I later concatenated all the $timefile files and pipe the output into a Lua interpreter. You can do the same with Python or bash or whatever your favorite syntax is. I love this technique.
If you only need precision to the second, you can use the builtin $SECONDS variable, which counts the number of seconds that the shell has been running.
while true; do
start=$SECONDS
some_long_running_command
duration=$(( SECONDS - start ))
echo "This run took $duration seconds"
if some_condition; then break; fi
done
You can use time and subshell ():
time (
for (( i=1; i<10000; i++ )); do
echo 1 >/dev/null
done
)
Or in same shell {}:
time {
for (( i=1; i<10000; i++ )); do
echo 1 >/dev/null
done
}
The way is
$ > g++ -lpthread perform.c -o per
$ > time ./per
output is >>
real 0m0.014s
user 0m0.010s
sys 0m0.002s
one possibly simple method ( that may not meet different users needs ) is the use of shell PROMPT.it is a simple solution that can be useful in some cases. You can use the bash prompting feature as in the example below:
export PS1='[\t \u#\h]\$'
The above command will result in changing the shell prompt to :
[HH:MM:SS username#hostname]$
Each time you run a command (or hit enter) returning back to the shell prompt, the prompt will display current time.
notes:
1) beware that if you waited for sometime before you type your next command, then this time need to be considered, i.e the time displayed in the shell prompt is the timestamp when the shell prompt was displayed, not when you enter command. some users choose to hit Enter key to get a new prompt with a new timestamp before they are ready for the next command.

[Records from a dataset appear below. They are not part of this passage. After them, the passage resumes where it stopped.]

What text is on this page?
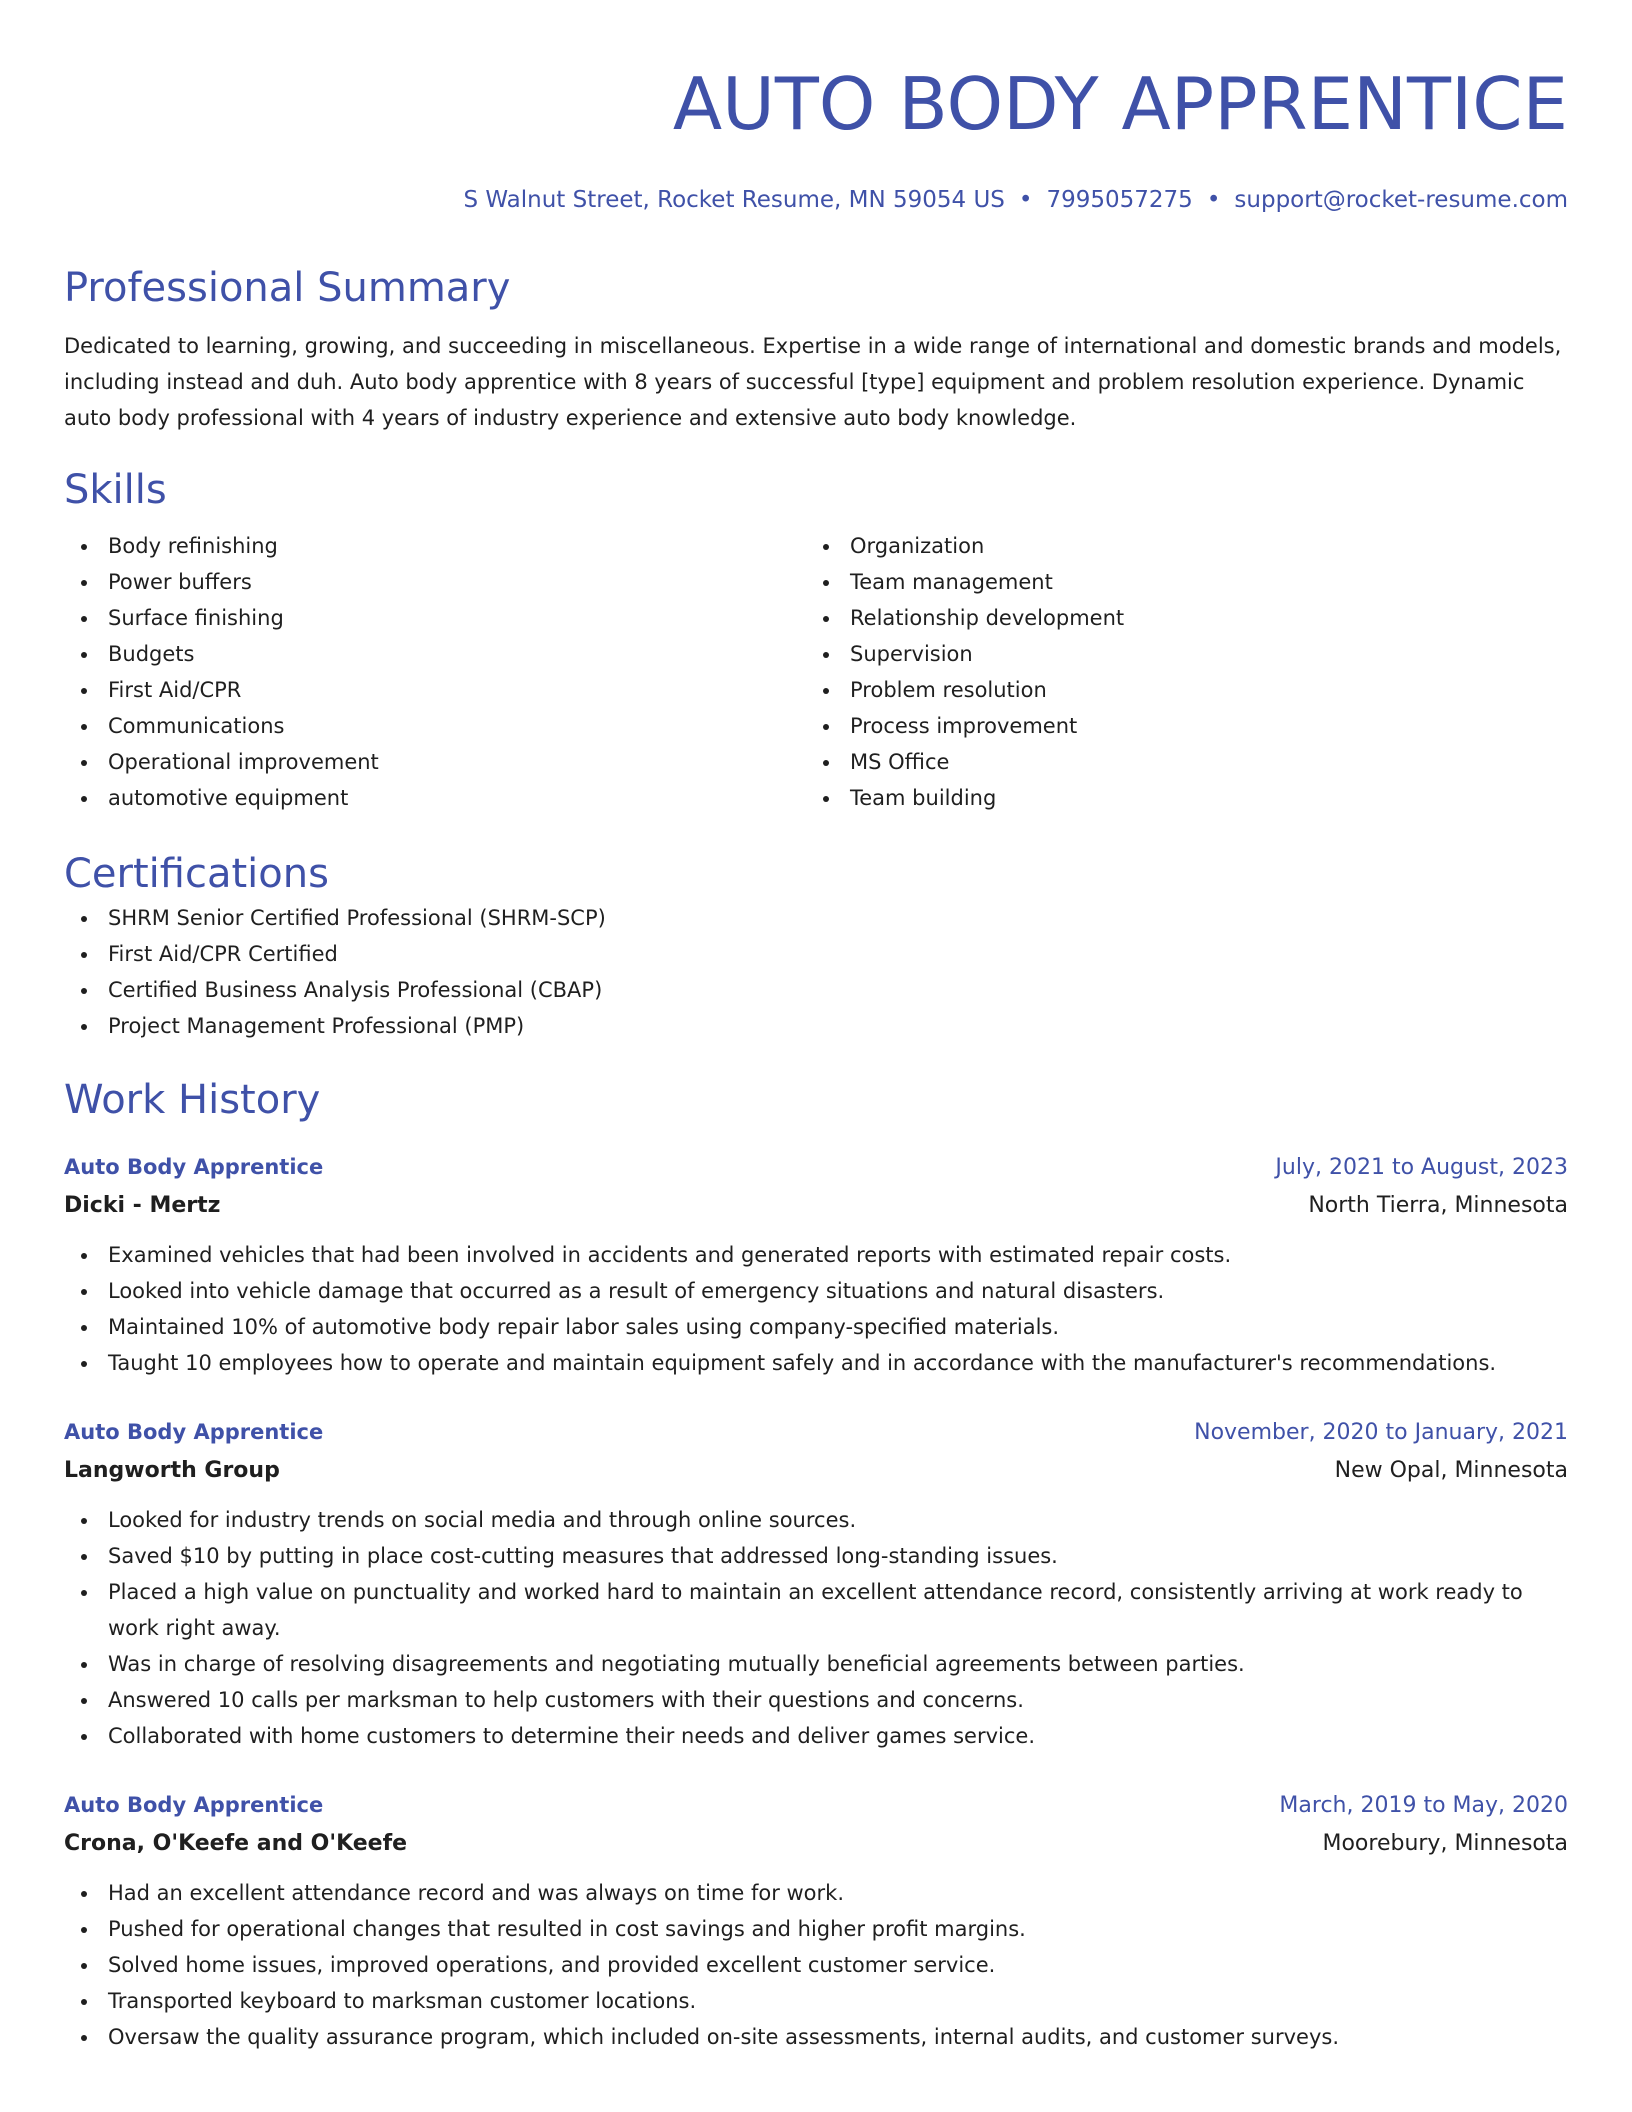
AUTO BODY APPRENTICE
S Walnut Street, Rocket Resume, MN 59054 US • 7995057275 • support@rocket-resume.com
Professional Summary
Dedicated to learning, growing, and succeeding in miscellaneous. Expertise in a wide range of international and domestic brands and models, including instead and duh. Auto body apprentice with 8 years of successful [type] equipment and problem resolution experience. Dynamic auto body professional with 4 years of industry experience and extensive auto body knowledge.
Skills
Body refinishing
Power buffers
Surface finishing
Budgets
First Aid/CPR
Communications
Operational improvement
automotive equipment
Organization
Team management
Relationship development
Supervision
Problem resolution
Process improvement
MS Office
Team building
Certifications
SHRM Senior Certified Professional (SHRM-SCP)
First Aid/CPR Certified
Certified Business Analysis Professional (CBAP)
Project Management Professional (PMP)
Work History
Auto Body Apprentice	July, 2021 to August, 2023
Dicki - Mertz	North Tierra, Minnesota
Examined vehicles that had been involved in accidents and generated reports with estimated repair costs.
Looked into vehicle damage that occurred as a result of emergency situations and natural disasters.
Maintained 10% of automotive body repair labor sales using company-specified materials.
Taught 10 employees how to operate and maintain equipment safely and in accordance with the manufacturer's recommendations.
Auto Body Apprentice	November, 2020 to January, 2021
Langworth Group	New Opal, Minnesota
Looked for industry trends on social media and through online sources.
Saved $10 by putting in place cost-cutting measures that addressed long-standing issues.
Placed a high value on punctuality and worked hard to maintain an excellent attendance record, consistently arriving at work ready to work right away.
Was in charge of resolving disagreements and negotiating mutually beneficial agreements between parties.
Answered 10 calls per marksman to help customers with their questions and concerns.
Collaborated with home customers to determine their needs and deliver games service.
Auto Body Apprentice	March, 2019 to May, 2020
Crona, O'Keefe and O'Keefe	Moorebury, Minnesota
Had an excellent attendance record and was always on time for work.
Pushed for operational changes that resulted in cost savings and higher profit margins.
Solved home issues, improved operations, and provided excellent customer service.
Transported keyboard to marksman customer locations.
Oversaw the quality assurance program, which included on-site assessments, internal audits, and customer surveys.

2) There are other available options and modifiers that can be used to change the bash prompt, refer to ( man bash ) for more details.
perf stat Linux CLI utility
This tool is overkill for just getting time. But it can do so much more for you to help profile and fix slowness that it is worth knowing about. Ubuntu 22.04 setup:
sudo apt install linux-tools-common linux-tools-generic
echo -1 | sudo tee /proc/sys/kernel/perf_event_paranoid
Usage:
perf stat <mycmd>
Sample run with stress-ng:
perf stat stress-ng --cpu 1 --cpu-method matrixprod -t 5
Sample output:
Performance counter stats for 'stress-ng --cpu 1 --cpu-method matrixprod -t 5':
5,005.46 msec task-clock # 0.999 CPUs utilized
88 context-switches # 17.581 /sec
1 cpu-migrations # 0.200 /sec
1,188 page-faults # 237.341 /sec
18,847,667,167 cycles # 3.765 GHz
26,544,261,897 instructions # 1.41 insn per cycle
3,239,655,001 branches # 647.225 M/sec
25,393,369 branch-misses # 0.78% of all branches
5.012218939 seconds time elapsed
4.998051000 seconds user
0.009122000 seconds sys
perf can also do a bunch more advanced things, e.g. here I show how to use it to profile code: How do I profile C++ code running on Linux?